4) We visited El Monasterio Santa Catalena. A photographer’s dream, it is enormous and often described as a city within a city. Founded in 1580, it originally only accepted nuns who came from rich families who could pay a significant dowry. Although it was traditional for rich, upper class Spanish families to send their second child to serve God in chaste poverty, in this case the nuns each had between one and four slaves and had frequent parties inviting musicians from town. They lived it up in the style to which they were accustomed. After 1871, the Pope got word of this and sent a strict nun to whip things into shape. She fired the slaves (although some stayed on and became nuns), and sent the dowries back to their families. From this point on, the nuns were not allowed to venture outside the walls of the monastery. Currently around 30 nuns still live in a newer section where they have no interaction with society outside of the monastery. To their credit, it didn’t seem all that bad there. There were lots of beautiful courtyards and the nun’s chambers were spacious and comfortable. Each nun had their own “cell” with a bed, a praying area, and its own kitchen.
5) The place is filled with beautiful courtyards and brightly colored flowers.
6) Praying in one of the nuns cells.
7) Charlie cooking in one of the nun’s kitchens. To his credit, I begged him to pose for this picture. He would not have done it voluntarily.
8) We were in Arequipa during Carnival time. As far as I can tell, they celebrate Carnival in Arequipa by throwing water balloons and spraying each other with foam. We got nailed by several water balloons and I was not happy about this.
9) Here we are in another one of the brightly colored courtyards we found throughout the city
10) We took a four-hour bus ride from Arequipa to our hotel in Colca Canyon. It made several stops along the way. A lot of the ladies selling their crafts had baby alpacas with them….a well planned strategy; I was much more likely to buy a sweater from a lady who had a cute baby animal I could pet.
11) A great view of Mt. Misti from our bus ride.
12) Another great view of the mountains with some alpacas grazing in the field.
13) View from the road above of the beautiful Colca Lodge and Spa where we stayed in Colca Valley. Complete with thermal springs, and an incredibly friendly catering staff, this was a wonderful place to stay.
14) View from our cabin.
15) A bbq style lunch was prepared for us each day with three different types of meats of our choice, served to us at riverside.

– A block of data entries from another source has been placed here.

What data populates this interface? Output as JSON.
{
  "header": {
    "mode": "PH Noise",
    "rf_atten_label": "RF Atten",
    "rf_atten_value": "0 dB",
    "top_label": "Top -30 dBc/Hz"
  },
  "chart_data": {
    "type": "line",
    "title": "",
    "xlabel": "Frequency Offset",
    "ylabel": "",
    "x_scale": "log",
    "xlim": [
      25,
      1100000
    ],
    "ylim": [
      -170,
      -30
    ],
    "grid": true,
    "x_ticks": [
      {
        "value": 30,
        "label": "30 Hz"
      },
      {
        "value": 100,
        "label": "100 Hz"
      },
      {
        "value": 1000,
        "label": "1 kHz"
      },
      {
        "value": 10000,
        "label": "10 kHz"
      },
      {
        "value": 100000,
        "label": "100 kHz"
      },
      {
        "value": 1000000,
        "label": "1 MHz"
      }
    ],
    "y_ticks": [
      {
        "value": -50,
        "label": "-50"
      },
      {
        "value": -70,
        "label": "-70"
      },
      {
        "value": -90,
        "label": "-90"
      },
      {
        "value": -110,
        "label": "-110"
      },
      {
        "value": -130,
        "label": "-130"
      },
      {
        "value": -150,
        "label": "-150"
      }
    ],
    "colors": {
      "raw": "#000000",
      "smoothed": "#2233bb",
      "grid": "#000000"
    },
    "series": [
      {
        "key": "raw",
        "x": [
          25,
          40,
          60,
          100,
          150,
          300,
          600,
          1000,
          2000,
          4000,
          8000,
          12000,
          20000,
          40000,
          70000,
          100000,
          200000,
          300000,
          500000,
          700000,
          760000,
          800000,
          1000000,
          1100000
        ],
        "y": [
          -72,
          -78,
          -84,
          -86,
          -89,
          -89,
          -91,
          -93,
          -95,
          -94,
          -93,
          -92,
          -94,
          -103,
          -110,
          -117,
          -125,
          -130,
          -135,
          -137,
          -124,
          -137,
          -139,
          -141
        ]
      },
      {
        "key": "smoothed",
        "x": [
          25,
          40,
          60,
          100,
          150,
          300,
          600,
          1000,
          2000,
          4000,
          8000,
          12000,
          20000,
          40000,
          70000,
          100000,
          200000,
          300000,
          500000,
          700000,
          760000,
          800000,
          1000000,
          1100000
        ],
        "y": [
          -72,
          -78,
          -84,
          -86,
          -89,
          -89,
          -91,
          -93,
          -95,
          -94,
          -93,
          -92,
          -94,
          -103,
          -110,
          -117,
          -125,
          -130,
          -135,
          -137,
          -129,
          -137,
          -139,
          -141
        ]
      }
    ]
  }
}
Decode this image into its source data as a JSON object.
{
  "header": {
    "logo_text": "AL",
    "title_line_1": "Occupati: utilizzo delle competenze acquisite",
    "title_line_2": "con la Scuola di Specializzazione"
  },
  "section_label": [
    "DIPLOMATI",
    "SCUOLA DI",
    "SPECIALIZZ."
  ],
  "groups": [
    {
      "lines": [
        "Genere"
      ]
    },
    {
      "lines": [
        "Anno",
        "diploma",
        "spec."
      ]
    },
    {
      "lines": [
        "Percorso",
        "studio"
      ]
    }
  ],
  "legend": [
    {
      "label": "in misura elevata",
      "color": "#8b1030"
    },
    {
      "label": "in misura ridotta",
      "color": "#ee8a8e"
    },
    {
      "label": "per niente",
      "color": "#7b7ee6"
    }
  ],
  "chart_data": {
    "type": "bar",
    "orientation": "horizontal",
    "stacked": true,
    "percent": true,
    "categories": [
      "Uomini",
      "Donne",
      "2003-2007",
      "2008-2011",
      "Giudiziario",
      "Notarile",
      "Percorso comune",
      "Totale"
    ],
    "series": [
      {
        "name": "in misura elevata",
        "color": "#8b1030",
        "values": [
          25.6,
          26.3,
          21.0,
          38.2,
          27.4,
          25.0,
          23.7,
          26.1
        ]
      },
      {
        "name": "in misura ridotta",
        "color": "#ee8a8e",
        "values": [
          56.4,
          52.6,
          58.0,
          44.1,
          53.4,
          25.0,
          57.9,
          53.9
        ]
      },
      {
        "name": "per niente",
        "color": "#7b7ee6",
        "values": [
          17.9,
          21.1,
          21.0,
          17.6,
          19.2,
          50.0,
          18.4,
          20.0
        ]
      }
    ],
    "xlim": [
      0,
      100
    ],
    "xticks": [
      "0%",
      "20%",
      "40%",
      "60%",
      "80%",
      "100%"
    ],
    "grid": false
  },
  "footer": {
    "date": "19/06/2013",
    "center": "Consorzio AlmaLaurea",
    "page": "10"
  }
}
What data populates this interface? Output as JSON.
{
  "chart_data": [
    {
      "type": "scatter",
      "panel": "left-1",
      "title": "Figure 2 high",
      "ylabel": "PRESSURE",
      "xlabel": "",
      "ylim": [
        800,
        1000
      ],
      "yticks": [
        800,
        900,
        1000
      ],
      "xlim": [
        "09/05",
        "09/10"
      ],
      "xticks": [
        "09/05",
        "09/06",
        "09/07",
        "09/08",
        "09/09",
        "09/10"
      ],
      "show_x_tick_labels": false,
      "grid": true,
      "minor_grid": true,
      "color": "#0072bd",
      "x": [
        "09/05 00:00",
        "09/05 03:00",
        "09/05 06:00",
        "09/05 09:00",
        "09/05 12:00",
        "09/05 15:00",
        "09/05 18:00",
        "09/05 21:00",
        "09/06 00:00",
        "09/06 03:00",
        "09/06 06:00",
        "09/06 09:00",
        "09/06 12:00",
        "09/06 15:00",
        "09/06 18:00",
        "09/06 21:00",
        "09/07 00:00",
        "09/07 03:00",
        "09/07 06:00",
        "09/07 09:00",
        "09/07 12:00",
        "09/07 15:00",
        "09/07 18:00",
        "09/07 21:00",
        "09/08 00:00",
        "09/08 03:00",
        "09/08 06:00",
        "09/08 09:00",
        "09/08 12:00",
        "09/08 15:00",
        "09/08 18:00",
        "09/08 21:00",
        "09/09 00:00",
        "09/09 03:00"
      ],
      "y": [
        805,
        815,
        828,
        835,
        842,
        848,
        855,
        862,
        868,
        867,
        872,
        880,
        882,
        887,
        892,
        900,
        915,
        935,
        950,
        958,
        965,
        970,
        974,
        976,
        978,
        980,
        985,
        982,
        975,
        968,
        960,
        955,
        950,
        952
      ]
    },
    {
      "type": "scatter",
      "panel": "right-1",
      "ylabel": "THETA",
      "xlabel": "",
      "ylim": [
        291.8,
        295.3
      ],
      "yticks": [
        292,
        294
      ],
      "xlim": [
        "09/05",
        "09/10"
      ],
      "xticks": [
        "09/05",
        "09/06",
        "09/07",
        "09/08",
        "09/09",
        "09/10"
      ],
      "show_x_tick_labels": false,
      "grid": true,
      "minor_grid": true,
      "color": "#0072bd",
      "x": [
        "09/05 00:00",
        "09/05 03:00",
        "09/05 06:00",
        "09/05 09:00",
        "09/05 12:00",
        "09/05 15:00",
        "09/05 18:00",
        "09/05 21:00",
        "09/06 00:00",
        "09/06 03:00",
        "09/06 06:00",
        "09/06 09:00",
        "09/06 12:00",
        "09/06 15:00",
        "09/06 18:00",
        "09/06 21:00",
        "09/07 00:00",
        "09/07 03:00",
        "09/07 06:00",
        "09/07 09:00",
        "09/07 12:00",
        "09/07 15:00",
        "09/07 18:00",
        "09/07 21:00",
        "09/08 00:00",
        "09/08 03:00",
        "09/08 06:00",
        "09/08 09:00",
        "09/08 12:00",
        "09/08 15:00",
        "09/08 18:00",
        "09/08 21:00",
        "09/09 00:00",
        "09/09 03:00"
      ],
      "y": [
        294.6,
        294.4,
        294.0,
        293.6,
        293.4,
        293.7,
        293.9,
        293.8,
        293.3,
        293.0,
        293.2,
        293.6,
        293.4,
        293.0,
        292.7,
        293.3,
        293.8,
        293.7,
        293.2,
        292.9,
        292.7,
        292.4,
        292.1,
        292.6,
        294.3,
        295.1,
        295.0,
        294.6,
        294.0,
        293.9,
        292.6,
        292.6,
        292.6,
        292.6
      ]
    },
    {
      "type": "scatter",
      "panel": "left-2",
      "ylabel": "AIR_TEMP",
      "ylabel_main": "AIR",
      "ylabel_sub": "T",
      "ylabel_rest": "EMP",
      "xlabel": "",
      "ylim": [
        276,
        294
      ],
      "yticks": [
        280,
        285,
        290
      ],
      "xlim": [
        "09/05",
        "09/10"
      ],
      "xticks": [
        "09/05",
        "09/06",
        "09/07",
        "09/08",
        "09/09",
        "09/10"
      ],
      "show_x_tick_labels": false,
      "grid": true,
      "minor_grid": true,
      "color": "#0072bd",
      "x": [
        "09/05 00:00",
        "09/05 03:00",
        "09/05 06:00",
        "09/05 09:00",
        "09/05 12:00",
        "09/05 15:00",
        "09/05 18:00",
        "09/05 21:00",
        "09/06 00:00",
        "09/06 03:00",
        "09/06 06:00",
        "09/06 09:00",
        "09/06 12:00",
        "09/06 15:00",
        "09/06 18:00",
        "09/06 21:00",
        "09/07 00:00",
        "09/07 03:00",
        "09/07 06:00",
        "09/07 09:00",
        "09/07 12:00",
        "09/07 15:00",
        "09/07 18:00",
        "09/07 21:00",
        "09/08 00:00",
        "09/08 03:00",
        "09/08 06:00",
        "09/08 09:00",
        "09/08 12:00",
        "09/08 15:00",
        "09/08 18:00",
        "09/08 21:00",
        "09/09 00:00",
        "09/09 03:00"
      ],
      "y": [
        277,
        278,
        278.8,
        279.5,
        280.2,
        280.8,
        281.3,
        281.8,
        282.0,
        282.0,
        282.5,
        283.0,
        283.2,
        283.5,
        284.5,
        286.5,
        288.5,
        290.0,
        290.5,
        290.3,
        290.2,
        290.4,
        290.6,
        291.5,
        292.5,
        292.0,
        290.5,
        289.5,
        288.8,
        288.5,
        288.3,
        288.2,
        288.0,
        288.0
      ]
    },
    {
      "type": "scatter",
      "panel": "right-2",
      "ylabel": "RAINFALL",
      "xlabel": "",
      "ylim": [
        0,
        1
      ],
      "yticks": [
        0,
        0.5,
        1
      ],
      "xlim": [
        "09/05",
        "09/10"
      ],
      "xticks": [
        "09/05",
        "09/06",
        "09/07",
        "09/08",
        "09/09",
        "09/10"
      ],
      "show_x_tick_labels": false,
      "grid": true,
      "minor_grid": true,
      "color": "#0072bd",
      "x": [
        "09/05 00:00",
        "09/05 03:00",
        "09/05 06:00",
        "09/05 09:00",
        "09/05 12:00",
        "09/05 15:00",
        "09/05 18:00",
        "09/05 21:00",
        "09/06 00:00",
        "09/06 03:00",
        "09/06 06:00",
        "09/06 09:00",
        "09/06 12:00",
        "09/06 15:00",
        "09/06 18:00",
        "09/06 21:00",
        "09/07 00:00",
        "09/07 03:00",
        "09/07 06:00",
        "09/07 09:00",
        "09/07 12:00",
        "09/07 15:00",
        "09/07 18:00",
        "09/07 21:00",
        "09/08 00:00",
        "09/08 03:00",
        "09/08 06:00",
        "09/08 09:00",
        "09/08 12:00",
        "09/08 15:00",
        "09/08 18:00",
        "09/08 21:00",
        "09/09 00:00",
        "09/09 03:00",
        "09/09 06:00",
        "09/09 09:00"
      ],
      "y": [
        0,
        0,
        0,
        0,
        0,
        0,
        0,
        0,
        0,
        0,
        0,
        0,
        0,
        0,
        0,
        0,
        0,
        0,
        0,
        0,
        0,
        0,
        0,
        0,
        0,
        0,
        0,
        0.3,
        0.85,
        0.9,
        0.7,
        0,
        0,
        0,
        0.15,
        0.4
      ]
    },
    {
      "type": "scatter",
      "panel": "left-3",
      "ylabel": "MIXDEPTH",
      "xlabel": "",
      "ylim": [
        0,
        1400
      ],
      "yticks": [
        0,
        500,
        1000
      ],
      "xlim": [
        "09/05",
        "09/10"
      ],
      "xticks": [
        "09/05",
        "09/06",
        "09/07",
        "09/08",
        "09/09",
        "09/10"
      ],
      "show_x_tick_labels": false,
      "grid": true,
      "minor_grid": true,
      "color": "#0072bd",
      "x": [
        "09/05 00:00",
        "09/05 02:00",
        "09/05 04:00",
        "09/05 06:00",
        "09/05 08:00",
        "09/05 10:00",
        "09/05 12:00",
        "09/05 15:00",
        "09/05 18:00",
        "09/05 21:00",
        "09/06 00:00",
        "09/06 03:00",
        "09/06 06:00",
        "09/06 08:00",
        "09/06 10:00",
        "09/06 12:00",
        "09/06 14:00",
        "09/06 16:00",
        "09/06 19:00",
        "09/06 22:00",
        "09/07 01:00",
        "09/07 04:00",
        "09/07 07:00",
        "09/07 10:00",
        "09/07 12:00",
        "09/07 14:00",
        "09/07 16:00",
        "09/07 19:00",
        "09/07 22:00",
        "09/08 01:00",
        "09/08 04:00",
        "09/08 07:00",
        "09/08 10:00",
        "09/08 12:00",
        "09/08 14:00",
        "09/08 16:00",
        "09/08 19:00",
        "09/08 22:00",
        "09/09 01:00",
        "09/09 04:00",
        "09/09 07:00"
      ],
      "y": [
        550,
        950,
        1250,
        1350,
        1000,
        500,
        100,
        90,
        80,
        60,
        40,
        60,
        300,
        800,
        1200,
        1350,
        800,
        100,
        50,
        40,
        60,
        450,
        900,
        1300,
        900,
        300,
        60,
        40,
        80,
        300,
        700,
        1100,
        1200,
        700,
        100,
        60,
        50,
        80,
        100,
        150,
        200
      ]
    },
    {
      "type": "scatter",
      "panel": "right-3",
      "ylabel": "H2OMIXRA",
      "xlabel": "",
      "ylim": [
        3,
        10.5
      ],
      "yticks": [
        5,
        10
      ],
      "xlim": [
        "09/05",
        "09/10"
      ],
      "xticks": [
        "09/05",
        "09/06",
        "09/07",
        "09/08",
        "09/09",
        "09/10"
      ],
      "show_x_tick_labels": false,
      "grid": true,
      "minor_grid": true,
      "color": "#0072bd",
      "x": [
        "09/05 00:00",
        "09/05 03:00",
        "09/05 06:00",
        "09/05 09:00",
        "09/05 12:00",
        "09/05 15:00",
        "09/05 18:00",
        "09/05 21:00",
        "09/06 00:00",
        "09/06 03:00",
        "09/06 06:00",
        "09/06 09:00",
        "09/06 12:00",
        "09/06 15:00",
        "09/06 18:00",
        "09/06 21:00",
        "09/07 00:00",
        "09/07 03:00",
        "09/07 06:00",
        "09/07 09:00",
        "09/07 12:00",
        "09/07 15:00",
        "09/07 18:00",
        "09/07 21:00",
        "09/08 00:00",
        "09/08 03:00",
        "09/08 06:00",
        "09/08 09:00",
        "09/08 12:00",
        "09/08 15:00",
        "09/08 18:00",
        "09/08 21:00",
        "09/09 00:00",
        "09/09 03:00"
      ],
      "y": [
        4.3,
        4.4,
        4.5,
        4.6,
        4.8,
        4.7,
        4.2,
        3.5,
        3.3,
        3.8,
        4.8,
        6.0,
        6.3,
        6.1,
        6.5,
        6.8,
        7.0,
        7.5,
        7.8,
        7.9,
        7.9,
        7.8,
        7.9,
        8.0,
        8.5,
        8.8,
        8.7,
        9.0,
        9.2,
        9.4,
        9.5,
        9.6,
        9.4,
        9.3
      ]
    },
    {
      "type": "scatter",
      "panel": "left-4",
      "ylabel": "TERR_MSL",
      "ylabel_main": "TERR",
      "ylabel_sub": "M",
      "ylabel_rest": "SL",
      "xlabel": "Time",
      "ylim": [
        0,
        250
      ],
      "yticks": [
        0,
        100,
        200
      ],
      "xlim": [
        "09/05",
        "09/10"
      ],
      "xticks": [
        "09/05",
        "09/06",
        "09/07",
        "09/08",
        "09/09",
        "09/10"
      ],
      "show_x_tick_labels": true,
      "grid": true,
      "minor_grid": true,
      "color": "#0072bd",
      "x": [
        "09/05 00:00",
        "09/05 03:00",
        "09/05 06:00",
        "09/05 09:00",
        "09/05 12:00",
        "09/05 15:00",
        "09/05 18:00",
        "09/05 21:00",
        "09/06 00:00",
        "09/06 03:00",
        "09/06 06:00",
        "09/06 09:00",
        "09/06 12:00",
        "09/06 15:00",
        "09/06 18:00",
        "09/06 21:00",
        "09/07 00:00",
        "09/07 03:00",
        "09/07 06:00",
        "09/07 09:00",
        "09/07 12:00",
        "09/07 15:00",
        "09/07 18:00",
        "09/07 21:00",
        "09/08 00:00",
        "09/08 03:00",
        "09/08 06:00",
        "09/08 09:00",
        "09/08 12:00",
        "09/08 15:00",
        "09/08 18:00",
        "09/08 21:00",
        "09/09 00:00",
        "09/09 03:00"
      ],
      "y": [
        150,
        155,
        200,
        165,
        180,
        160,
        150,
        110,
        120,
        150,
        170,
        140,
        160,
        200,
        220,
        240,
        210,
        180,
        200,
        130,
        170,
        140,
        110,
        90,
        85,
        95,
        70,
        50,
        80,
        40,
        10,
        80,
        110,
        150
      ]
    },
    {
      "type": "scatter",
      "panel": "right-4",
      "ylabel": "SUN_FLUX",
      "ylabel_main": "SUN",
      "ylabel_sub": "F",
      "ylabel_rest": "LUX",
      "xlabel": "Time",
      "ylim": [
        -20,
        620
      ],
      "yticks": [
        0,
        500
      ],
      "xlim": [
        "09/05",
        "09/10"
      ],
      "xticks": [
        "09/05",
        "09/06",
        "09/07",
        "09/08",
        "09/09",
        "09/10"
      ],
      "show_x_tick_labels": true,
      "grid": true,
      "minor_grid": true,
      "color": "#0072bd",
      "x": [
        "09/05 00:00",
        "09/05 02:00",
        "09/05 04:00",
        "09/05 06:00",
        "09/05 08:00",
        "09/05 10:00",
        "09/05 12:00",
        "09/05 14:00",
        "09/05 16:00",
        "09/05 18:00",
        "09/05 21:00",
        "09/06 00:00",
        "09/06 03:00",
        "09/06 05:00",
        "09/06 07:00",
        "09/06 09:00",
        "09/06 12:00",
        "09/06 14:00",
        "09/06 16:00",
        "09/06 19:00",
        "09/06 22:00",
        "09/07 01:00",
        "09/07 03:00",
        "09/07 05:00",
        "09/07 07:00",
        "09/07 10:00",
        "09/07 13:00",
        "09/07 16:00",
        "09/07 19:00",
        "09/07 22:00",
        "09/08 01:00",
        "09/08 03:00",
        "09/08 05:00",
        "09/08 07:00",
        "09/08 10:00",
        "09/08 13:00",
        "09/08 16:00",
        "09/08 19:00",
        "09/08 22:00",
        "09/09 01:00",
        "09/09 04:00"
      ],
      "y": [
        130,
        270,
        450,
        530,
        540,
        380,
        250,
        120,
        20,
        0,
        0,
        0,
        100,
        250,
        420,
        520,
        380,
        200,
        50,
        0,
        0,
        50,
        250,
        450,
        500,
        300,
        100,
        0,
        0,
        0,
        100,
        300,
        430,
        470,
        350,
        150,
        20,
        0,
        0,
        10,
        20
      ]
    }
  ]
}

16) We went horseback riding in the canyon on one of our days there. Twice as deep as the grand canyon, Colca Canyon is said to be the largest and tallest canyon in the world.
17) A local woman from one of the nearby villages farming with her mule.
18) The happy couple and their horses.
19) Another view of the canyon.
20) Part of the Colca Valley. This does a nice job of showing the terraced gardens they use here.
21) The happy couple at the condor overlook. The condors fly very close to the walls of the canyon so it’s a very popular spot for tourists to come and look. We didn’t get any great pics of the condors, but did see a lot of nice views of the canyon!